Es waren kuriose Szenen beim letzten MotoGP-Rennen in Assen. Die Fahrer der Kampfgruppe um Platz Drei ließen sich teilweise freiwillig gegenseitig durch. Es ging darum, den Reifendruck beim Hinterherfahren zu erhöhen und so einer Strafe zu entgehen. Marc Marquez wurde am Ende trotzdem bestraft, da er in der entscheidenden Runde im Zweikampf in die Auslaufzone abgedrängt wurde. Nicht nur er selbst, sondern auch seine Konkurrenten verzweifeln langsam an der Regel.

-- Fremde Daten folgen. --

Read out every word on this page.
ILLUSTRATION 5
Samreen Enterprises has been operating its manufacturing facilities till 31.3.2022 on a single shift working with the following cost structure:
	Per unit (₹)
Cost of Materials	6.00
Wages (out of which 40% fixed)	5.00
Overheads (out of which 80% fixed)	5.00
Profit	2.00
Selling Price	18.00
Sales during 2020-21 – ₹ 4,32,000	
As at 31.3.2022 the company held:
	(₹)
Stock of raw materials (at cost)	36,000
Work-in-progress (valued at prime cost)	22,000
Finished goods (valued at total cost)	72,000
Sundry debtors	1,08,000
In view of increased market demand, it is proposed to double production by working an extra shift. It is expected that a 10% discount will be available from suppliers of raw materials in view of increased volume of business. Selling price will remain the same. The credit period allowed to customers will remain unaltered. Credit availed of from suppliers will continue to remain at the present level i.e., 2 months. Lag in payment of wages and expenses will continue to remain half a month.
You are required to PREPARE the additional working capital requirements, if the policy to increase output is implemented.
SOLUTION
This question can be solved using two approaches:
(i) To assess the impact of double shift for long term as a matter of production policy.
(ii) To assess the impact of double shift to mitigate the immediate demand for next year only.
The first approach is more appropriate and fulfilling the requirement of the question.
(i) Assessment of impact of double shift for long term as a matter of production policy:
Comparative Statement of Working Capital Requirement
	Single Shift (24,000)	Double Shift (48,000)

MotoGP-Ingenieure sind nicht Nostradamus: Richtiger Druck kaum vorherzusehen
"Wir haben diese Reifendruckregel und sie ist eng mit der Temperatur verbunden. Wir haben große Temperaturschwankungen, wenn wir hinter anderen Fahrern herfahren", erklärt Fabio Di Giannantonio, der bei den Spielchen von Assen mittendrin war vor dem Rennen am Sachsenring. "Wir werden noch eine Menge Episoden davon sehen. Es ist eigentlich merkwürdig, dass wir das zuvor nicht gesehen haben. Das wird Teil des Rennfahrens sein", lautet die wenig optimistische Prognose des Italieners, der wahrscheinlich vor einem Wechsel zu Pramac steht.
Einen sehr guten Einblick, wie verzwickt die Lage ist, konnte Jack Miller geben. "Als ich bspw. in Valencia [2023] in Führung liegend stürzte, war das, weil der Reifen in frischer Luft auskühlte. Der Reifendruck ist ein ungewisser Faktor, mit dem die Jungs hier umgehen müssen", gibt der Australier an. Noch klarer wird es beim KTM-internen Vergleich des letzten Sprints: "Am Samstag [in Assen] starteten drei KTMs mit dem gleichen Druck und beendeten das Rennen mit sehr unterschiedlichen Drücken. Brad [Binder] lag sehr hoch, ich war so in der Mitte und bei Pedro [Acosta] war es niedrig."
Das Fazit Millers ist daher ebenfalls ernüchternd: "Es ist sicherlich sehr merkwürdig. Da gibt es so viele Variablen. Die Ingenieure versuchen ihr Bestes, um dem ganzen nahezukommen. Aber keiner ist Nostradamus und kann die Zukunft vorhersagen." Ergibt sich eine Rennsituation, die nicht erwartet wurde, so stehen satte Zeitstrafen ins Haus. Marquez bekam in Assen 16 Sekunden aufgebrummt und fiel von Rang 4 auf Rang 10. Gehen die Fahrer mit dem Druck auf Nummer sicher, so steigt aber das Sturzrisiko über die Front. Es ist eine Zwickmühle ohne klaren Ausweg.
Bastianini stimmt Marquez zu: Regel ist einfach nicht richtig!
Nicht umsonst kamen daher die Spielchen in Assen auf und wenig überraschend wird wieder diskutiert und eine Regelanpassung gefordert. Enea Bastianini hatte Marquez in einem harten, aber nicht unüblichen, Zweikampf weitgeschickt und damit für dessen Strafe gesorgt. Marquez will Runden mit solchen Vorfällen nicht in die Reifendruckstatistik eingehen lassen. Damit trifft er sogar bei seinem italienischen Gegner, dessen Platz bei Ducati er einnehmen wird, auf offene Ohren: "Ich stimme dem zu. Der Reifendruck ist jedes Mal ein Fragezeichen. Manchmal ist es einfach nicht möglich. Da verlierst du Zeit, damit du hinter einem anderen Fahrer bleiben kannst. Das ist einfach nicht richtig."
Außerdem können diese Durchwinkespielchen auch für Verwirrung oder sogar Gefahrensituationen sorgen. Es hätte ja auch vermutet werden können, dass die langsam machenden Fahrer ein technisches Problem oder ähnliches hatten und deswegen aus dem Weg fuhren. Bastianini gibt zu, dass er im ersten Moment nicht durchblickte: "Ich hatte es nicht verstanden. In dieser Runde habe ich auch einen Regentropfen auf dem Helm gespürt und dachte vielleicht, dass es das war. Aber nicht, dass der Reifendruck bei ihm zu niedrig war. Das habe ich in diesem Moment nicht begriffen." So wie fast die Gesamtheit des MotoGP-Paddocks diese Regel nicht versteht. Klar ist nur: Sie wird weiter für Diskussionen sorgen.